Strong arrivals = high occupancy rate. Based on AOT statistics, Thai tourism is continuing to strengthen with international passenger growth of ~30% YoY in 2Q15, which should raise occupancy rate for ERW. Excluding the budget hotel segment (HOP INN), which distorts ERW’s figures because of its small contribution, ERW guides to an average occupancy rate of ~73% in 2Q15, far better than the 61% in 2Q14. This comes mostly from its luxury segment in Bangkok (53% of revenue in 1Q15) where occupancy rate jumped to ~78% (from 50% in 2Q14) and midscale segment (23% of revenue in 1Q15), where occupancy rate surged to ~79% (vs. 58% in 2Q14).

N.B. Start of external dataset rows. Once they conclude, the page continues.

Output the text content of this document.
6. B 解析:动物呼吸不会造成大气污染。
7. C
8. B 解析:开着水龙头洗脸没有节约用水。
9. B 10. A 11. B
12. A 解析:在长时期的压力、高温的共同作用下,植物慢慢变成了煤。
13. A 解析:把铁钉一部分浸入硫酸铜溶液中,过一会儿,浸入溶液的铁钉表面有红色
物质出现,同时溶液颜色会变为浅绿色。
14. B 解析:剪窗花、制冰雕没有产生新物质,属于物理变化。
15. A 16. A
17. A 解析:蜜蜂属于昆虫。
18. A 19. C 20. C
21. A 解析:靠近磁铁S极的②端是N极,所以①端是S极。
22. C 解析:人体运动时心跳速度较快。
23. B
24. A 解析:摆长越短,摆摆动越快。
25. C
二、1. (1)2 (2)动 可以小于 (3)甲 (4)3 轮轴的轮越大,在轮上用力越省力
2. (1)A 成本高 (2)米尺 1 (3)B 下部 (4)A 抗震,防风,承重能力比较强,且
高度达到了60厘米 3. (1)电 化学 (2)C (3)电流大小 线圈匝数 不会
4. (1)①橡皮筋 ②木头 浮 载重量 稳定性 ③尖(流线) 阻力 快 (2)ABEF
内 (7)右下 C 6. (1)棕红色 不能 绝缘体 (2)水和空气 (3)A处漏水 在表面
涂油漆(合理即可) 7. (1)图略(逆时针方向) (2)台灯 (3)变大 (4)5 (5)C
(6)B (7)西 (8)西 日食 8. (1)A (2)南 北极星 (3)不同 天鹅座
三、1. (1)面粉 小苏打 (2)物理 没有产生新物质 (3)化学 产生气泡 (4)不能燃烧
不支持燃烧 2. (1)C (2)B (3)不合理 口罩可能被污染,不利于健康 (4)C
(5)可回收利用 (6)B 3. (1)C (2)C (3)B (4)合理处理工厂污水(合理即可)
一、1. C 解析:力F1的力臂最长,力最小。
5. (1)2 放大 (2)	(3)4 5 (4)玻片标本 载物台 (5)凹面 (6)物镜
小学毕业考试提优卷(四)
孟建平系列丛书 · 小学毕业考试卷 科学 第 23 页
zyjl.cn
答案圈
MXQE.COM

ARR growth lower than expected. Excluding HOP INN, ERW reports an increase in average room rate (ARR) in 2Q15 of ~1% YoY (vs. +3% YoY in 1Q15) bringing ARR growth in 1H15 to ~2% YoY, missing our 2015 assumption of 5% ARR growth YoY. Looking at ARR by hotel segment reveals that the luxury Bangkok segment is the primary cause for the weaker ARR. Room rates in this segment were flat YoY in 1H15, which we believe reflects the decline in high-yield Russians since the huge growth in Chinese tourists boosts occupancy rate rather than ARR.
Earnings cut. We revise down ERW’s core earnings by 21% in 2015 and 10% in 2016 to incorporate our lower ARR growth (excluding HOP INN) assumption of 2% YoY in 2015 (from 5%) and 5% YoY in 2016 (from 6%). We now estimate core earnings of Bt300mn in 2015, up from a loss of Bt154mn in 2014.